Debate on the Monarchy in Canada

Canadians are divided on whether the monarchy should be abolished and the country should have an elected head of state instead. Proponents claim that Canada has a long legacy and is the cumulative work and effort of many generations. The monarch is the personification of the state, which is an abstraction, and its government and laws. Opponents point out that the royal family is nothing more than celebrities and should not have a formal role in Canada.

The Monarchy Debate

According to proponents, the monarchy is an institution that is deeply interwoven with the Canadian state and constitutional order. It is the organizing principle of governance and the foundation of the executive power. It is also the centrepiece of legislatures and courts and the symbol of provincial and federal sovereignties. The monarch is also the foundation of a fair and just civil service, the Indian treaties, and the system of land tenure.

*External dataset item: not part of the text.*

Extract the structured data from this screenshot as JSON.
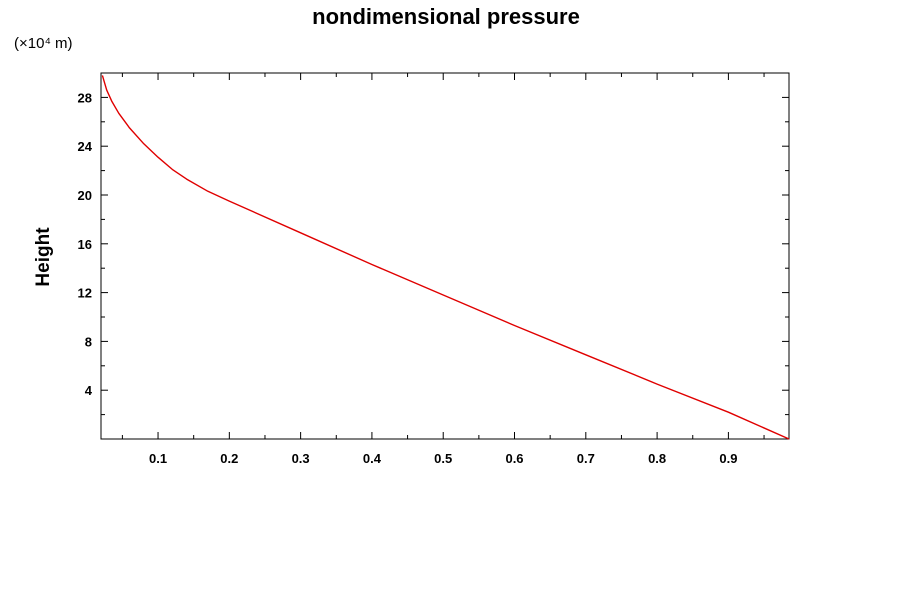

Constitutional experts also point out that any change of this magnitude will not be easy as it will require a constitutional amendment that all provinces support. Even if all provinces were to support such an amendment, a radical change can be expensive. If Canada becomes a republic with an elected head of state, exercising formal powers will require more human resource than the Governor General. Opponents, on the other hand, believe that the monarchy should be abolished because the Queen is not a Canadian citizen, does not live in the country, was not born here, and knows little about political and social life in Canada.

What Canadians Think

Polls show that Canadians are divided on the issue, with 61 percent of respondents saying that the monarch should not have any formal role in the country. According to YouGov data, support for constitutional monarchy varies by age group. In the 45 – 54 age group, 40 percent support abolishing the monarchy while in the 55+ age group, 46 percent support such a change. An Ipsos poll also shows that Canadians are somehow sceptical about the role of the institution after Queen Elizabeth’s reign. In Manitoba and Saskatchewan 63 percent of respondents support this, and the figure is even higher in Quebec (70 percent).  The group of opponents is a minority in other provinces, including British Columbia (46 percent), Ontario (46 percent), and Atlantic Canada (49 percent). A small share of surveyed participants (24 percent) strongly agrees that Canada should not have any formal ties with the royals after the end of the Queen’s reign. The majority of respondents (81 percent) also believe that the Monarch “has done a good job”. The poll was conducted in the form of online interviews and included over 1,000 Canadians, showing that overall people are supportive of the Queen in her role as the head of state. What Canadians are less supportive of is the monarchy as an institution and its role in society.